Société de production de cinéma ayant son siège au Canada : l’industrie qui redéfinit le 7ᵉ art mondial
Mis à jour le 05/07/2026 par Anton Martin
Quand on parle de cinéma nord-américain, on pense Hollywood. Erreur de débutant. Une société de production de cinéma ayant son siège au Canada génère chaque année des milliards de dollars de revenus, attire les plus grandes franchises mondiales et s’est imposée comme un acteur incontournable de l’industrie audiovisuelle internationale. Le Canada est aujourd’hui le troisième marché de production cinématographique en Amérique du Nord, avec plus de 9 milliards de dollars canadiens d’activité économique directe liés au secteur (selon le rapport annuel de l’Association canadienne de production de film et télévision, ACPFT). Si tu veux comprendre comment fonctionne cette machine, d’où vient sa puissance et qui sont les grands noms derrière les caméras — t’es au bon endroit.

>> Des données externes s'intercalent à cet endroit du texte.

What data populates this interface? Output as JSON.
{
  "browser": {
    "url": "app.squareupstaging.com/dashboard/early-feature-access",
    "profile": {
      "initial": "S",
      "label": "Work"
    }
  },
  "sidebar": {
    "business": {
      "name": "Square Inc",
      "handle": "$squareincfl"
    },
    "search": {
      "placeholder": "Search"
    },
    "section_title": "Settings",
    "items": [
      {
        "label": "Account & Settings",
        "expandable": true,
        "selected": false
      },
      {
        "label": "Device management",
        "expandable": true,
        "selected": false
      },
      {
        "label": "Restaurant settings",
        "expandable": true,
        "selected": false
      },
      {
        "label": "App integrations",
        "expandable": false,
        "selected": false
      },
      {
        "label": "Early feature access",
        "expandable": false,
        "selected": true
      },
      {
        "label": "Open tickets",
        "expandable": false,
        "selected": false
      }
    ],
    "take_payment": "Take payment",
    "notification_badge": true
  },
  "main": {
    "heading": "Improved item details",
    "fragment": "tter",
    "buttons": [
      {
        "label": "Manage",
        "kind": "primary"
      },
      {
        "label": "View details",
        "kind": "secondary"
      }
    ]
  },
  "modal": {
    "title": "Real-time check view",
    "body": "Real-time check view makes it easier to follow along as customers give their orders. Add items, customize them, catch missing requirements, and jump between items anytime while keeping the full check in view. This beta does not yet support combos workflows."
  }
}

Pourquoi le Canada est devenu une puissance mondiale du cinéma ?
Le Canada est devenu une puissance cinématographique mondiale grâce à une combinaison unique d’avantages fiscaux agressifs, d’une main-d’œuvre technique parmi les meilleures au monde et d’une politique culturelle volontariste menée depuis des décennies. Ce n’est pas un accident industriel : c’est une stratégie nationale construite brique par brique depuis les années 1960.

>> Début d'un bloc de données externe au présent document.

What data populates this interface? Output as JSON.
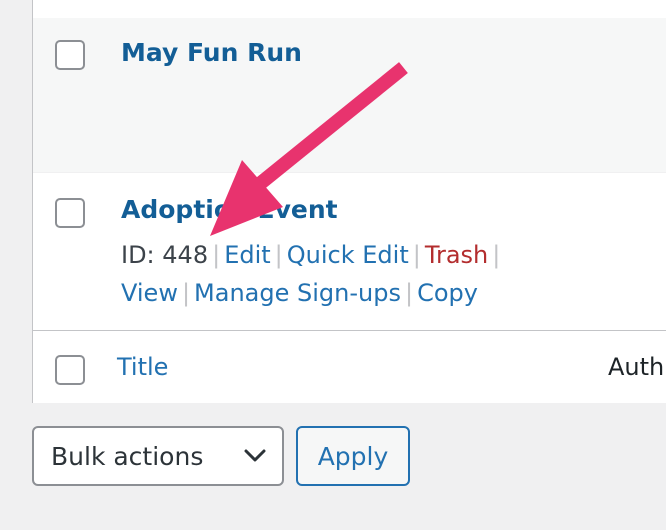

L’histoire commence sérieusement avec la création de l’Office national du film du Canada (ONF) en 1939, un organisme gouvernemental qui a posé les bases d’une culture de la production documentaire et de fiction de qualité. Mais c’est à partir des années 1990, avec l’explosion des crédits d’impôt provinciaux et fédéraux, que les grandes maisons de production internationales ont commencé à regarder Vancouver, Toronto et Montréal autrement qu’avec curiosité.
Aujourd’hui, Vancouver est souvent surnommée « Hollywood du Nord ». Ce n’est pas du tout une blague : des séries comme The X-Files, Supernatural ou des blockbusters comme certains films de la franchise Mission: Impossible ont été tournés dans cette ville. Le coût de production y est structurellement inférieur à Los Angeles, les techniciens sont aussi qualifiés, et les décors naturels — montagnes, forêts, zones urbaines modernes — offrent une palette visuelle incomparable.
Ce qui est intéressant — et souvent sous-estimé en dehors du milieu — c’est que cette attractivité ne bénéficie pas qu’aux productions étrangères. Elle a permis l’émergence de sociétés de production canadiennes authentiques, capables de monter leurs propres projets avec des budgets significatifs et de les distribuer mondialement.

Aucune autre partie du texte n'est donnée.